It has invoked Article 49.3 of the Constitution, allowing the government to bypass parliament which should result in the reform becoming law.

Normally, new bills proposed by the government and new private members bills must be approved by both chambers before becoming law.

The rarity of such action can be summed up by the fact the article has been used just 86 times since its inception in 1958.

But in fact the last time it was used was in February 2015 to push through a controversial economic reform plan.

“Because the country must move forward, the cabinet has authorised me to act on behalf of the government,” Prime Minister Manuel Valls told parliament of this latest move to implement 49.3. His declaration was met with a mixture of boos and cheers.

Valls was also gently trolled on Twitter by the official account of US TV series House of Cards, which posted a video of its fictional, machiavellian American president Frank Underwood laughing as the tweet told Valls “Democracy is so overrated”. Valls had the humour to reply.

The only way any bill brought in through article 49.3 can be stopped is by a vote of no-confidence. The translation from French in article 49 roughly says the prime minister may, after deliberation by the Council of Ministers, commit the government’s responsibility to the National Assembly on the passing of a bill.
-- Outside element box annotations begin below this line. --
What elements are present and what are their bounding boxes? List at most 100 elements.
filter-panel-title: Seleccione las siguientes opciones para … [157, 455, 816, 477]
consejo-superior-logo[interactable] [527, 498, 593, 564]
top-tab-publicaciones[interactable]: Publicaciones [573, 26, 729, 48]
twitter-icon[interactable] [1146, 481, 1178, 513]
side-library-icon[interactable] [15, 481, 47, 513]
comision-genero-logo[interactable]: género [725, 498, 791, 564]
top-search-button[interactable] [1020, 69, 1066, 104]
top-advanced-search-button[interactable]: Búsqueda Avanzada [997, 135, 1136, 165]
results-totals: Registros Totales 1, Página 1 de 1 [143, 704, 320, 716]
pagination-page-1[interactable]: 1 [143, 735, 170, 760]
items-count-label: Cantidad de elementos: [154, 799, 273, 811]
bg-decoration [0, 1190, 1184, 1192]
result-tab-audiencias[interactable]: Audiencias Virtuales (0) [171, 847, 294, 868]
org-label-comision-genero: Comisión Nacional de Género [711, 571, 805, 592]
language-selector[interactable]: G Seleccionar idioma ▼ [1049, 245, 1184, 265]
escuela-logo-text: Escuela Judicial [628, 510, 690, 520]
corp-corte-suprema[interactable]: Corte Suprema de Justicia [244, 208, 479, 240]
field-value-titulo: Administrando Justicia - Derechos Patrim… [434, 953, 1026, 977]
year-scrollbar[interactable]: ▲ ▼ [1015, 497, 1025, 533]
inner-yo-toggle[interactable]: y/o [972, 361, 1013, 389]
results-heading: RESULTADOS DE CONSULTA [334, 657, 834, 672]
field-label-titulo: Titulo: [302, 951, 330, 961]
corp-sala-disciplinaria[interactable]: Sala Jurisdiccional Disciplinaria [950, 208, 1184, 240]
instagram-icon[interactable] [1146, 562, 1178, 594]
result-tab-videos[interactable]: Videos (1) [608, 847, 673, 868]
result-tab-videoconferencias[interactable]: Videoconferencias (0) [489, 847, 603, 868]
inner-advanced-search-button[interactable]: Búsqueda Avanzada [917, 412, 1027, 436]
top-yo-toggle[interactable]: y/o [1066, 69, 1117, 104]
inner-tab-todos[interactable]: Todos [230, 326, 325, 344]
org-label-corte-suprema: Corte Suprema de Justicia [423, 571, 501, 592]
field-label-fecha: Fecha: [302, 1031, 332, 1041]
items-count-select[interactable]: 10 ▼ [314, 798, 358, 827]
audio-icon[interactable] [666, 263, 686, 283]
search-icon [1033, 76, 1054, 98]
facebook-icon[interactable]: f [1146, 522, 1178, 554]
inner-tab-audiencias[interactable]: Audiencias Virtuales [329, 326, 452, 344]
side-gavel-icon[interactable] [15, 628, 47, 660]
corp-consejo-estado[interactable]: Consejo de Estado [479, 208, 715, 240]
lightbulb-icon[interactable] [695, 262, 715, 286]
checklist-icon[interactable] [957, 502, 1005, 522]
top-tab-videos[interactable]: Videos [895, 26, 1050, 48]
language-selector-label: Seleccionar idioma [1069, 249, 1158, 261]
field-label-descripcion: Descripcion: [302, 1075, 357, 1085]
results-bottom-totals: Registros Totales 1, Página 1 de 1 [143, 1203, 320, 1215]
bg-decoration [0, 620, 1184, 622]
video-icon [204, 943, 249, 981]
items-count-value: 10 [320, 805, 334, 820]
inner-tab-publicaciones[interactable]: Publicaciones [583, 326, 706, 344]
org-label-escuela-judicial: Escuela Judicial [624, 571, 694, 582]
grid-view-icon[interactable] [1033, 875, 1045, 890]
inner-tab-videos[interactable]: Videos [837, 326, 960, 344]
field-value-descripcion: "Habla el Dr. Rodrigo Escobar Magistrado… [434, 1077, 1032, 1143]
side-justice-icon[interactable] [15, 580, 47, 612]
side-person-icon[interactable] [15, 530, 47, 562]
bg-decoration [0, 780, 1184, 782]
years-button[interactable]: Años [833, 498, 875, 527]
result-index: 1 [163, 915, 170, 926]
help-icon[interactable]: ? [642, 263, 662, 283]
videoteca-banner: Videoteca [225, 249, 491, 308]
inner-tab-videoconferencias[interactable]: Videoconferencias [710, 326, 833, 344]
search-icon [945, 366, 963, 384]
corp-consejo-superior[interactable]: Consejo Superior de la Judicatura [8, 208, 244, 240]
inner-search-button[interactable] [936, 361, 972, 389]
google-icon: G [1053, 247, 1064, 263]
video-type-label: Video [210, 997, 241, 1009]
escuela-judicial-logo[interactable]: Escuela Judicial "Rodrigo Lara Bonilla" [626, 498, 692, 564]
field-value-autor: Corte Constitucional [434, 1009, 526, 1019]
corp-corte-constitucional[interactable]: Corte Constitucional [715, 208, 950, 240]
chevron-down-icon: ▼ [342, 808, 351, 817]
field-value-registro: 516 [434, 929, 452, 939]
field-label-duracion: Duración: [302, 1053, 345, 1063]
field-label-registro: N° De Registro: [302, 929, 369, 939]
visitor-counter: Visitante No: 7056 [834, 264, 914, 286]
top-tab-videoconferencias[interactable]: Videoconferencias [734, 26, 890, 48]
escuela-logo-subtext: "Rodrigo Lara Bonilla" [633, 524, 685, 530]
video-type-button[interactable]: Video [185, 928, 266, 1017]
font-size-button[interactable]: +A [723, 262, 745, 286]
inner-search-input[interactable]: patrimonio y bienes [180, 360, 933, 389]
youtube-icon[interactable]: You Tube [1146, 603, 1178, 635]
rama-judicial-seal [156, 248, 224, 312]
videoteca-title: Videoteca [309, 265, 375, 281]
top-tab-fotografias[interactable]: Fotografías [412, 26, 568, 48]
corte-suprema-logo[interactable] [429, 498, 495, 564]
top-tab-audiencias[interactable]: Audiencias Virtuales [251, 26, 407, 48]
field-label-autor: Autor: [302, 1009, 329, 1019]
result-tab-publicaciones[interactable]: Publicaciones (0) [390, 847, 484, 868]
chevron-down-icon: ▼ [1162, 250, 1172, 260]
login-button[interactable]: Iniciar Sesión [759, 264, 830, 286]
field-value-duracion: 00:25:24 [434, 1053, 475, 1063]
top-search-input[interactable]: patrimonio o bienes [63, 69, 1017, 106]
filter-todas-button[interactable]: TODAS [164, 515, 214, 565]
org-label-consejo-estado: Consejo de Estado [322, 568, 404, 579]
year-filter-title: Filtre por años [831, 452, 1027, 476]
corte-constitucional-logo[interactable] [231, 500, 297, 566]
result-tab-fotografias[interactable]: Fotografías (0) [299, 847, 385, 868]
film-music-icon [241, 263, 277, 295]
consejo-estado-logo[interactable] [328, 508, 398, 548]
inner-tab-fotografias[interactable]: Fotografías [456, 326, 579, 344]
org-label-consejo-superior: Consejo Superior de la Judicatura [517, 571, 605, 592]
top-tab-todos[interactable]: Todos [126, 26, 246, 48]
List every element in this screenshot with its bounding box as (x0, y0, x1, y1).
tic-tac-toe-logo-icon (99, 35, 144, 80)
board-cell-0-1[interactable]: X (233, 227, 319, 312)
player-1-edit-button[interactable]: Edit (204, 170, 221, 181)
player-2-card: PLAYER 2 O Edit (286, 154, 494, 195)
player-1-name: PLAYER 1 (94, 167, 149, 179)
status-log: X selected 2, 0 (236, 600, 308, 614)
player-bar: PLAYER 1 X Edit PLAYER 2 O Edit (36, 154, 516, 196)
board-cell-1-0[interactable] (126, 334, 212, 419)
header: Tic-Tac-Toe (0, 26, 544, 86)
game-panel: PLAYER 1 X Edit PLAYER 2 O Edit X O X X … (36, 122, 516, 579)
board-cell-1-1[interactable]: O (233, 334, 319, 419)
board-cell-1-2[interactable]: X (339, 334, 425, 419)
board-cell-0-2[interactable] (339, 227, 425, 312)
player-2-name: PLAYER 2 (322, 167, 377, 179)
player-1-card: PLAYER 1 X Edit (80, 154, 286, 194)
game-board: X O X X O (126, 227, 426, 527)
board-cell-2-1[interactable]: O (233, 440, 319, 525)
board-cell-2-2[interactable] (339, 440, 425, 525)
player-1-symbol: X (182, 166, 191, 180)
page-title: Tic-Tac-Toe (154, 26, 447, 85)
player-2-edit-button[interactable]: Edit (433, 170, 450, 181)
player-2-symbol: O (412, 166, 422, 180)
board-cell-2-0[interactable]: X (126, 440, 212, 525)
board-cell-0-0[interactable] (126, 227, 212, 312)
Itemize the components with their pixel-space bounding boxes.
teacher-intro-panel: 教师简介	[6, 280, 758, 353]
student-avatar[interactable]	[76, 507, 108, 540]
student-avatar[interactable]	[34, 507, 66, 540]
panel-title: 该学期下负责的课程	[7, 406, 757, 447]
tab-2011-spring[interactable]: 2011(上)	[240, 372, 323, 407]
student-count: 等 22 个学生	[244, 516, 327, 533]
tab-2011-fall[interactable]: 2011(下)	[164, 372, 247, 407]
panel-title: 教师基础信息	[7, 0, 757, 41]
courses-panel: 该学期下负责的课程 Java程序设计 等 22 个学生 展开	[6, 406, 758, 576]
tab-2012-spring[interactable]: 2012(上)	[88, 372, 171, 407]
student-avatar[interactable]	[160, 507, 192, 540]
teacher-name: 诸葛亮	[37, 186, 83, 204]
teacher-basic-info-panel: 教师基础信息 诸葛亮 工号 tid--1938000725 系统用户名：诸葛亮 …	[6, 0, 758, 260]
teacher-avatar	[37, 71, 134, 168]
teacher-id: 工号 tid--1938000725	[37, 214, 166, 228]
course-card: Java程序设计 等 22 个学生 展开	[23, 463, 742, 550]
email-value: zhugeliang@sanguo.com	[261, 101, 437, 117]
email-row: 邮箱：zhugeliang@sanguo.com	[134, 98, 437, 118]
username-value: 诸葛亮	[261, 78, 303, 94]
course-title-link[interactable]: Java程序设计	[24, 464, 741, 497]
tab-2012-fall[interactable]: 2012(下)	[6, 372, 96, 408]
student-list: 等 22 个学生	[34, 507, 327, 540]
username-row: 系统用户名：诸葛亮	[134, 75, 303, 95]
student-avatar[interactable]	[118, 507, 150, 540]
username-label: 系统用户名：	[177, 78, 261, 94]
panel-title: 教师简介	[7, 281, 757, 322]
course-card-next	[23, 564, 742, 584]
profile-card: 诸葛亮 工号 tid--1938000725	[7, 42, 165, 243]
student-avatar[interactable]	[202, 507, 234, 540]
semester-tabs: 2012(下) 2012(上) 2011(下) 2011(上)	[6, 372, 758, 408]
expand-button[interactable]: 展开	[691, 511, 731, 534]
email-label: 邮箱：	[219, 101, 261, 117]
In this case, the text shall be regarded as carried unless a motion of censure, tabled within the succeeding twenty-four hours, is passed. It has to be signed by at least one tenth of the members of the National Assembly.

In recent times, between May 1988 and May 1991 former Prime Minister Michel Rocard invoked article 49.3 28 times. Five confidence motions were filed by the opposition, rejected every time.

The controversy over 49.3 came on the back of the protests, sometimes violent, across France over the introduction of the labor reform.

With the focus switching to how the bill will become law, this is a recap on what the reform will mean for French workers:

The 35-hour week will remain in place, but as an average. Companies can negotiate with local trade unions on more or fewer hours from week to week, up to a maximum of 46 hours.

Firms will be given greater freedom to reduce pay.

The law will ease conditions for laying off workers which is strongly regulated in France.

Employers will be given more leeway to negotiate holidays and special leave, such as maternity or for getting married. These are also heavily-regulated.